La Maison des ombres, de Nick Murphy

 

Rebecca Hall dans La Maison des ombresHantée par la mort de celui qu’elle aime, Florence Cathcart (Rebecca Hall) se reconvertit après la Première Guerre mondiale en écrivain et chasseuse de fantômes reconnue dans toute l’Angleterre. Dénonçant ce qu’elle appelle « une époque propice aux fantômes », eu égard au million et demi de morts qu’a laissé le conflit, la jeune femme s’attache à dénoncer les charlatans et à expliquer par la science les phénomènes prétendument paranormaux. Lorsque Mallory (Dominic West), professeur d’histoire dans un pensionnat, vient la trouver pour qu’elle enquête sur le mystérieux décès d’un élève, Florence voit ses convictions ébranlées par de terrifiantes apparitions…

En compétition au 19e Festival de Gérardmer, La Maison des ombres dénote par son classicisme dans une sélection qui fait la part belle aux effets sanglants et à la fin du monde. La première scène du film, démystification efficace d’une séance de spiritisme, confirme la qualité de la mise en scène de Nick Murphy, sobre et mesurée. Dans la mouvance des Autres et de L’Orphelinat, ce premier film du réalisateur séduit d’abord par quelques plans splendides, quelques idées bien senties (les marionnettes de la maison de poupée notamment) et d’intéressants personnages. L’espoir d’irrationalité que nourrit Florence Cathcart intrigue et participe de l’intérêt grandissant pour le film durant sa première partie, lorsque le cinéaste donne à ses héros le temps de se dévoiler. Mais hélas, à force d’accumuler les références à d’autres histoires de fantômes au gré du récit, La Maison des ombres finit presque par énerver : le plaisir de retrouver les ingrédients qui ont fait le succès des Autres et de L’Orphelinat s’émousse quand on pense également aux autres films phares du genre, Le Sixième Sens et Dark Water pour n’en citer que deux.
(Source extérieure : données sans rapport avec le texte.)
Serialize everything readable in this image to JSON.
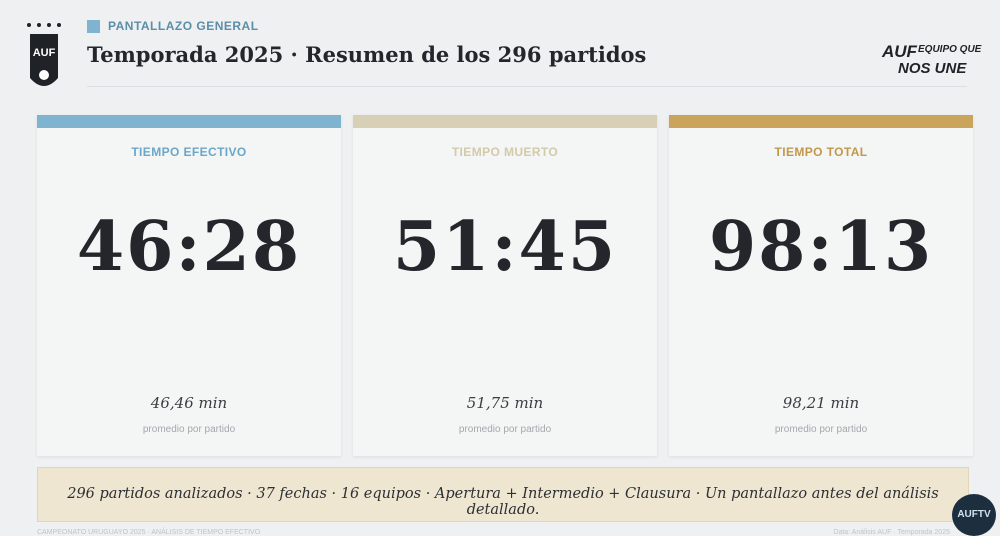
{
  "header": {
    "section_label": "PANTALLAZO GENERAL",
    "title": "Temporada 2025 · Resumen de los 296 partidos"
  },
  "crest": {
    "letters": "AUF"
  },
  "brand": {
    "mark": "AUF",
    "line1": "EQUIPO QUE",
    "line2": "NOS UNE"
  },
  "cards": [
    {
      "label": "TIEMPO EFECTIVO",
      "value": "46:28",
      "average": "46,46 min",
      "caption": "promedio por partido"
    },
    {
      "label": "TIEMPO MUERTO",
      "value": "51:45",
      "average": "51,75 min",
      "caption": "promedio por partido"
    },
    {
      "label": "TIEMPO TOTAL",
      "value": "98:13",
      "average": "98,21 min",
      "caption": "promedio por partido"
    }
  ],
  "summary": "296 partidos analizados · 37 fechas · 16 equipos · Apertura + Intermedio + Clausura · Un pantallazo antes del análisis detallado.",
  "footer": {
    "left": "CAMPEONATO URUGUAYO 2025 · ANÁLISIS DE TIEMPO EFECTIVO",
    "right": "Data: Análisis AUF · Temporada 2025"
  },
  "tv_logo": "AUFTV"
}
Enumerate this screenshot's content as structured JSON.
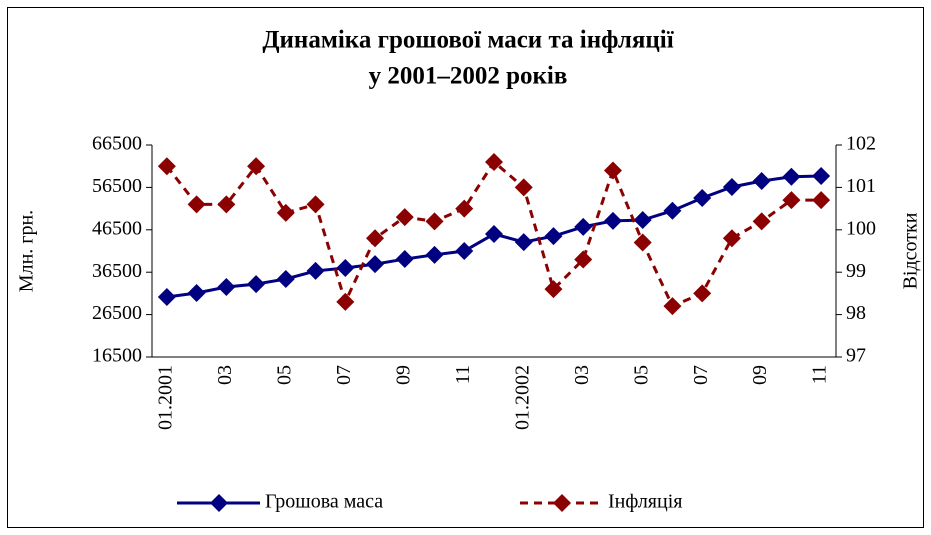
{
  "chart_data": {
    "type": "line",
    "title": [
      "Динаміка грошової  маси та інфляції",
      "у 2001–2002  років"
    ],
    "y_label": "Млн. грн.",
    "y2_label": "Відсотки",
    "categories": [
      "01.2001",
      null,
      "03",
      null,
      "05",
      null,
      "07",
      null,
      "09",
      null,
      "11",
      null,
      "01.2002",
      null,
      "03",
      null,
      "05",
      null,
      "07",
      null,
      "09",
      null,
      "11"
    ],
    "series": [
      {
        "name": "Грошова маса",
        "color": "#000080",
        "style": "solid",
        "values": [
          30650,
          31600,
          33000,
          33700,
          34900,
          36800,
          37500,
          38400,
          39600,
          40600,
          41500,
          45500,
          43600,
          45000,
          47200,
          48600,
          48800,
          51000,
          54000,
          56600,
          58000,
          59000,
          59200
        ]
      },
      {
        "name": "Інфляція",
        "color": "#8b0000",
        "style": "dashed",
        "axis": "y2",
        "values": [
          101.5,
          100.6,
          100.6,
          101.5,
          100.4,
          100.6,
          98.3,
          99.8,
          100.3,
          100.2,
          100.5,
          101.6,
          101.0,
          98.6,
          99.3,
          101.4,
          99.7,
          98.2,
          98.5,
          99.8,
          100.2,
          100.7,
          100.7
        ]
      }
    ],
    "ylim": [
      16500,
      66500
    ],
    "yticks": [
      16500,
      26500,
      36500,
      46500,
      56500,
      66500
    ],
    "y2lim": [
      97,
      102
    ],
    "y2ticks": [
      97,
      98,
      99,
      100,
      101,
      102
    ],
    "legend": "bottom"
  }
}
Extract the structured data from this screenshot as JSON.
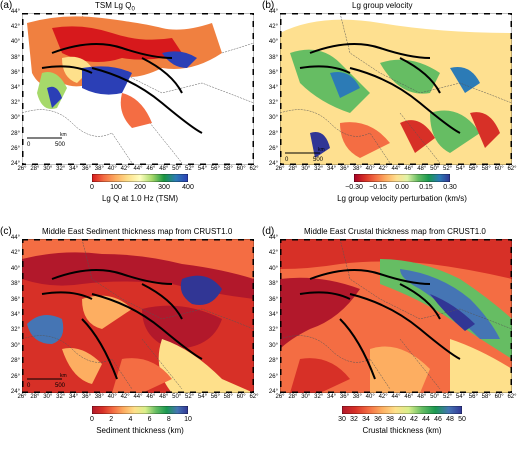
{
  "panels": [
    {
      "label": "(a)",
      "title": "TSM Lg Q",
      "title_sub": "0",
      "colorbar": {
        "ticks": [
          "0",
          "100",
          "200",
          "300",
          "400"
        ],
        "title": "Lg Q at 1.0 Hz (TSM)",
        "colors": [
          "#d7191c",
          "#f46d43",
          "#fdae61",
          "#fee08b",
          "#ffffbf",
          "#a6d96a",
          "#1a9641",
          "#2c7bb6",
          "#2b3fb6"
        ]
      },
      "scale_bar": {
        "zero": "0",
        "end": "500",
        "unit": "km"
      }
    },
    {
      "label": "(b)",
      "title": "Lg group velocity",
      "title_sub": "",
      "colorbar": {
        "ticks": [
          "−0.30",
          "−0.15",
          "0.00",
          "0.15",
          "0.30"
        ],
        "title": "Lg group velocity perturbation (km/s)",
        "colors": [
          "#a50026",
          "#d73027",
          "#f46d43",
          "#fdae61",
          "#fee090",
          "#e0f3a8",
          "#66bd63",
          "#1a9850",
          "#2c7bb6",
          "#313695"
        ]
      },
      "scale_bar": {
        "zero": "0",
        "end": "500",
        "unit": "km"
      }
    },
    {
      "label": "(c)",
      "title": "Middle East Sediment thickness map from CRUST1.0",
      "title_sub": "",
      "colorbar": {
        "ticks": [
          "0",
          "2",
          "4",
          "6",
          "8",
          "10"
        ],
        "title": "Sediment thickness (km)",
        "colors": [
          "#b2182b",
          "#d73027",
          "#f46d43",
          "#fdae61",
          "#fee08b",
          "#d9ef8b",
          "#66bd63",
          "#1a9850",
          "#4575b4",
          "#313695"
        ]
      },
      "scale_bar": {
        "zero": "0",
        "end": "500",
        "unit": "km"
      }
    },
    {
      "label": "(d)",
      "title": "Middle East Crustal thickness map from CRUST1.0",
      "title_sub": "",
      "colorbar": {
        "ticks": [
          "30",
          "32",
          "34",
          "36",
          "38",
          "40",
          "42",
          "44",
          "46",
          "48",
          "50"
        ],
        "title": "Crustal thickness (km)",
        "colors": [
          "#b2182b",
          "#d73027",
          "#f46d43",
          "#fdae61",
          "#fee08b",
          "#d9ef8b",
          "#66bd63",
          "#1a9850",
          "#4575b4",
          "#313695"
        ]
      },
      "scale_bar": {
        "zero": "",
        "end": "",
        "unit": ""
      }
    }
  ],
  "latitude_labels": [
    "44°",
    "42°",
    "40°",
    "38°",
    "36°",
    "34°",
    "32°",
    "30°",
    "28°",
    "26°",
    "24°"
  ],
  "longitude_labels": [
    "26°",
    "28°",
    "30°",
    "32°",
    "34°",
    "36°",
    "38°",
    "40°",
    "42°",
    "44°",
    "46°",
    "48°",
    "50°",
    "52°",
    "54°",
    "56°",
    "58°",
    "60°",
    "62°"
  ]
}
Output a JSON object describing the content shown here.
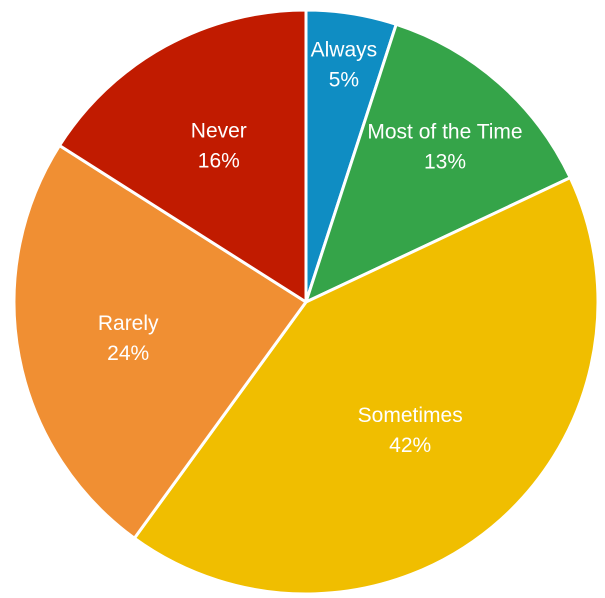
{
  "chart_data": {
    "type": "pie",
    "slices": [
      {
        "label": "Always",
        "percent_label": "5%",
        "value": 5,
        "color": "#0F8DC3"
      },
      {
        "label": "Most of the Time",
        "percent_label": "13%",
        "value": 13,
        "color": "#35A449"
      },
      {
        "label": "Sometimes",
        "percent_label": "42%",
        "value": 42,
        "color": "#F0BE00"
      },
      {
        "label": "Rarely",
        "percent_label": "24%",
        "value": 24,
        "color": "#F08F33"
      },
      {
        "label": "Never",
        "percent_label": "16%",
        "value": 16,
        "color": "#C11B00"
      }
    ],
    "start_angle": "top",
    "direction": "clockwise",
    "legend": "none",
    "title": ""
  }
}
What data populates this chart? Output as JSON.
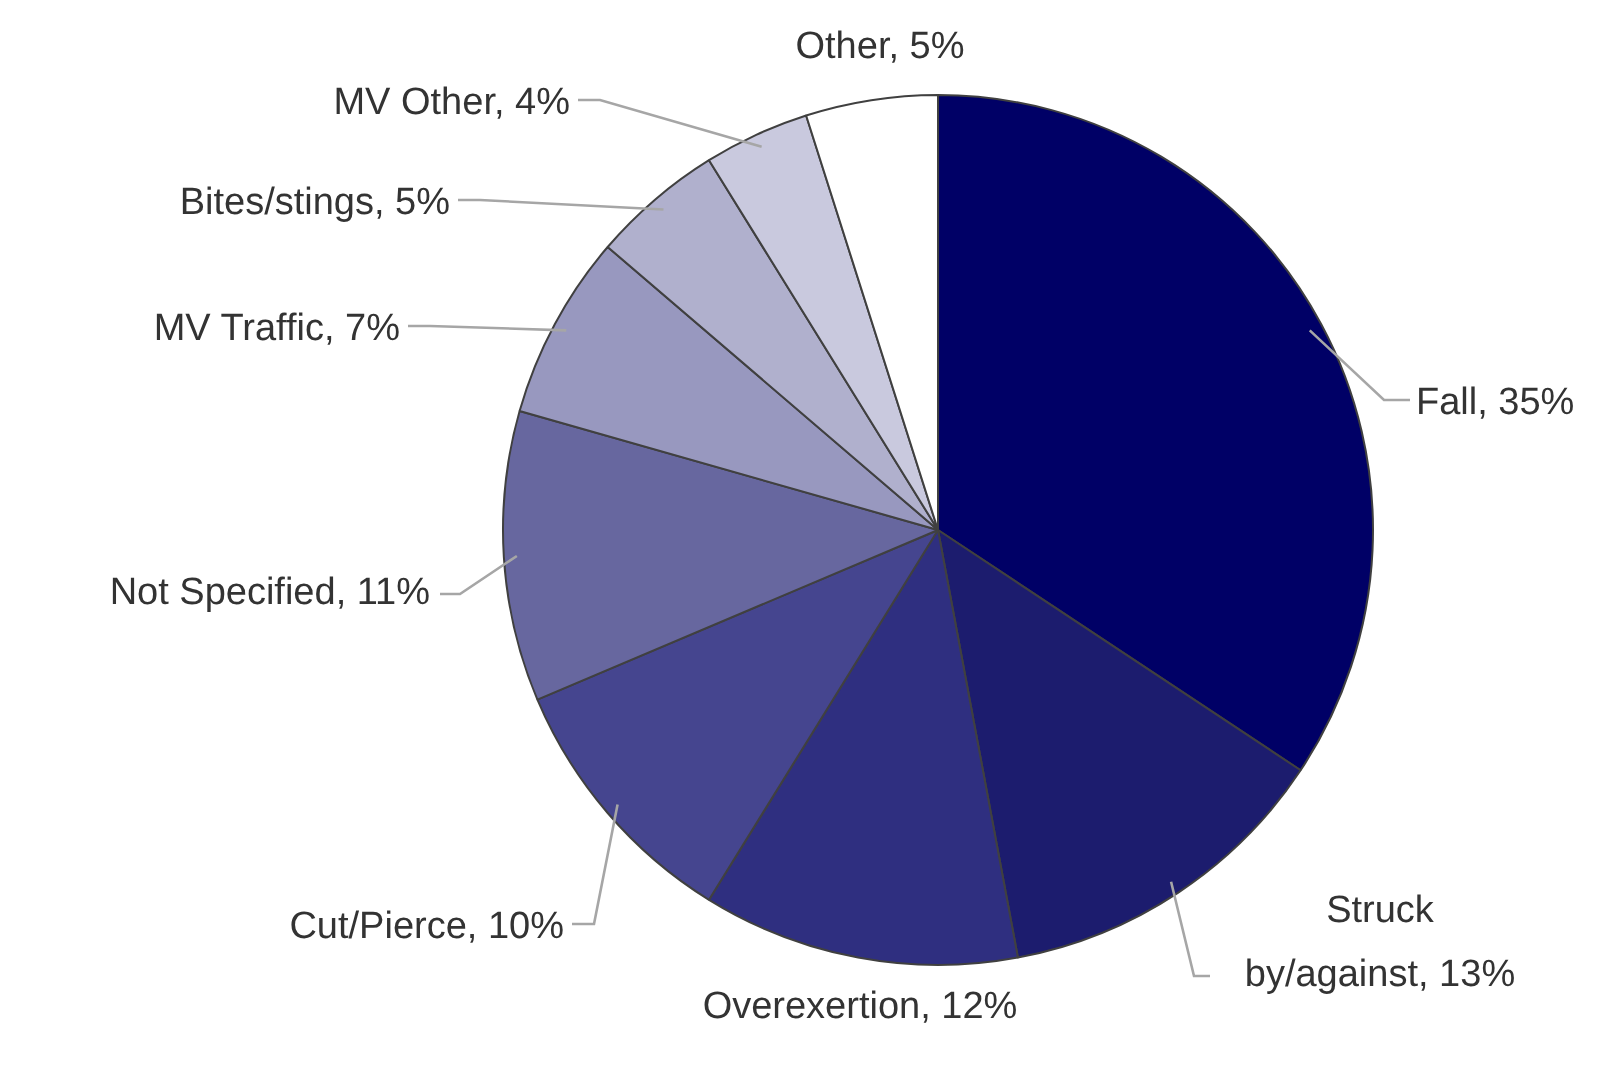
{
  "chart_data": {
    "type": "pie",
    "categories": [
      "Fall",
      "Struck by/against",
      "Overexertion",
      "Cut/Pierce",
      "Not Specified",
      "MV Traffic",
      "Bites/stings",
      "MV Other",
      "Other"
    ],
    "values": [
      35,
      13,
      12,
      10,
      11,
      7,
      5,
      4,
      5
    ],
    "value_labels": [
      "35%",
      "13%",
      "12%",
      "10%",
      "11%",
      "7%",
      "5%",
      "4%",
      "5%"
    ],
    "colors": [
      "#000066",
      "#1c1c6e",
      "#2f2f80",
      "#45458f",
      "#67679f",
      "#9898bf",
      "#b0b0cd",
      "#c9c9de",
      "#ffffff"
    ],
    "legend": false
  }
}
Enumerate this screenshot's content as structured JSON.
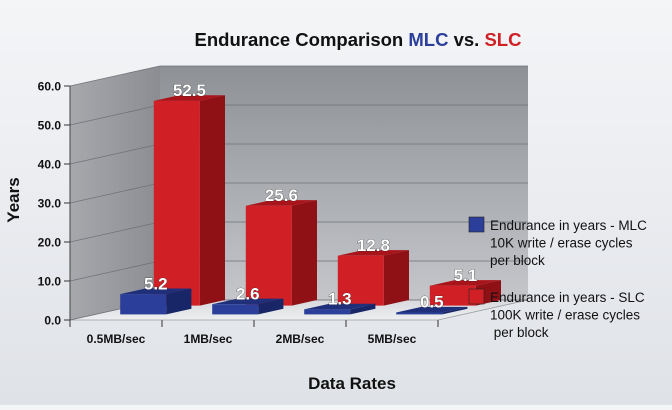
{
  "chart_data": {
    "type": "bar",
    "title_parts": [
      {
        "text": "Endurance Comparison ",
        "color": "#111111"
      },
      {
        "text": "MLC",
        "color": "#2b3f9a"
      },
      {
        "text": " vs. ",
        "color": "#111111"
      },
      {
        "text": "SLC",
        "color": "#d01f25"
      }
    ],
    "xlabel": "Data Rates",
    "ylabel": "Years",
    "ylim": [
      0,
      60
    ],
    "yticks": [
      "0.0",
      "10.0",
      "20.0",
      "30.0",
      "40.0",
      "50.0",
      "60.0"
    ],
    "categories": [
      "0.5MB/sec",
      "1MB/sec",
      "2MB/sec",
      "5MB/sec"
    ],
    "series": [
      {
        "name_lines": [
          "Endurance in years - MLC",
          "10K write / erase cycles",
          "per block"
        ],
        "color": "#2b3f9a",
        "values": [
          5.2,
          2.6,
          1.3,
          0.5
        ],
        "labels": [
          "5.2",
          "2.6",
          "1.3",
          "0.5"
        ]
      },
      {
        "name_lines": [
          "Endurance in years - SLC",
          "100K write / erase cycles",
          " per block"
        ],
        "color": "#d01f25",
        "values": [
          52.5,
          25.6,
          12.8,
          5.1
        ],
        "labels": [
          "52.5",
          "25.6",
          "12.8",
          "5.1"
        ]
      }
    ],
    "legend": "right",
    "grid": true
  }
}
Le film de fantômes faisait déjà ses preuves au début des années 1950 avec les poétiques Contes de la lune vague après la pluie ; brillamment renouvelé par Hideo Nakata ou Night Shyamalan il y a plus de dix ans, on espérait davantage de La Maison des ombres qu’une pâle copie dont le dénouement poussif peine à prendre de la hauteur.

La Maison des ombres ne serait-elle pas tout simplement révélatrice de la crise du scénario ? Les réalisateurs et producteurs prévoient de belles images, une musique appropriée, quelques sursauts inoffensifs et d’autres scènes angoissantes, mais finalement, l’ensemble de ces éléments – qu’on appelle un film – revêt-il une quelconque importance à leurs yeux ? Peut-on vraiment proposer au spectateur de regarder dix fois le même film (en toujours un peu moins bien que la fois précédente) sans qu’il s’en aperçoive ? Nick Murphy reprend les codes existants, les vide de leur substance. Dans ce contexte, les scènes les plus réussies sont les plus pragmatiques : la relation qui unit Florence et Mallory, l’ombre de la guerre, la tentative de viol par l’homme de maison (dont on ne sait jamais à quoi il sert, au demeurant)… Une sorte de victoire par défaut, alors qu’on aurait aimé être aussi happé par les fantômes que par les hommes de La Maison des ombres.

La Maison des ombres (The Awakening) de Nick Murphy, avec Rebecca Hall, Dominic West… Angleterre, 2011. Sélectionné au 19e Festival de Gérardmer.